WienTourismus

„Visitor Economy Strategie“ gibt das Rekordwachstum als Ziel aus

Print-Ausgabe 31. Oktober 2019

V.l.: Helmut Gruber (Vizepräsident AK Wien), Norbert Kettner (Tourismusdirektor), Peter Hanke (Wirtschaftsstadtrat), Nadja Bernhard (Moderation), Joan Clos (ehem. Bürgermeister Barcelonas) und Markus Grießler (Spartenobmann für Tourismus und Freizeitwirtschaft der Wirtschaftskammer Wien)


 

Neuer Zugang sieht nicht die Maximierung der Nächtigungszahlen vor, sondern die Wertschöpfung – Ausstieg aus der ITB aufgrund anderer Präferenzen

Die direkte und indirekte Wertschöpfung des Tourismus in Wien soll bis 2025 um 50 Prozent von vier auf sechs Milliarden Euro steigen, der Netto-Nächtigungsumsatz der Beherbergungsbetriebe um zwei Drittel von 900 Mio. auf 1,5 Mrd. Euro. Das sieht die neue „Visitor Economy Strategie“ vor, die vergangene Woche vom WienTourismus im Haus des Meeres präsentiert wurde. Unterstützt wurde Tourismusdirektor Norbert Kettner von Wiens Bürgermeister Michael Ludwig und dem Präsidenten des Tourismusverbandes Wirtschaftsstadtrat Peter Hanke.

Der offensichtlich unter dem Eindruck zunehmender Diskussionen über negative Erscheinungen des Tourismus angestrebte Paradigmenwechsel zur künftigen Entwicklungsstrategie wurde vom Bürgermeister mit der Abwandlung eines berühmten Kennedy-Zitates erläutert: Frage nicht, was die Stadt für den Tourismus tun kann, sondern was der Tourismus für Wien und seine Bewohner bewirken soll. Im Vordergrund steht der Mehrwert für die Stadt, deren Lebensqualität mit ihren Gästen geteilt wird. Hanke unterstrich, dass an der Entwicklung der neuen Strategie erstmalig nicht nur die Vertreter des Tourismusbereiches, sondern alle „Stakeholder“ beteiligt waren.
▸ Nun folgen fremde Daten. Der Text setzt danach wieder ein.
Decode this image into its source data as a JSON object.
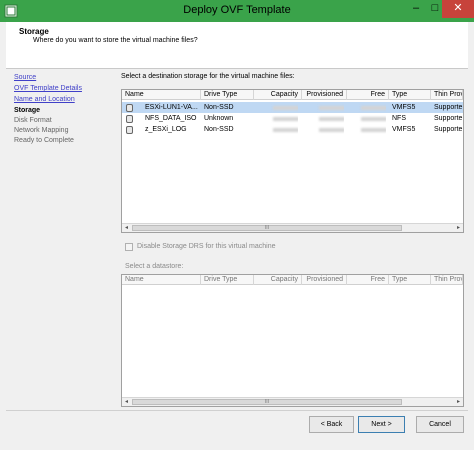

Entsprechend breit angelegt sind daher auch andere Ziel-Indikatoren: Auf Grund der hohen Erlebnisqualität empfehlen 9 von 10 Besuchern Wien als Reiseziel und ebenso hoch ist der Anteil jener Stadtbewohner, die davon überzeugt sind, dass der Tourismus gut für die Stadt ist. Dieser ungewöhnlich hohe Wert einer positiven Einstellung zum Tourismus bestätigt, dass „Overtourism“ aktuell (noch?) kein Problem ist, auch wenn es immer wieder Befragungen gibt, bei denen eine Mehrheit der Meinung ist, es gebe schon genug Touristen in der Stadt. Es gibt kaum eine andere Frage, bei der das Ergebnis so stark davon abhängt, wann wer konkret was gefragt wird. Ziel ist jedenfalls, beide Werte zu erhalten.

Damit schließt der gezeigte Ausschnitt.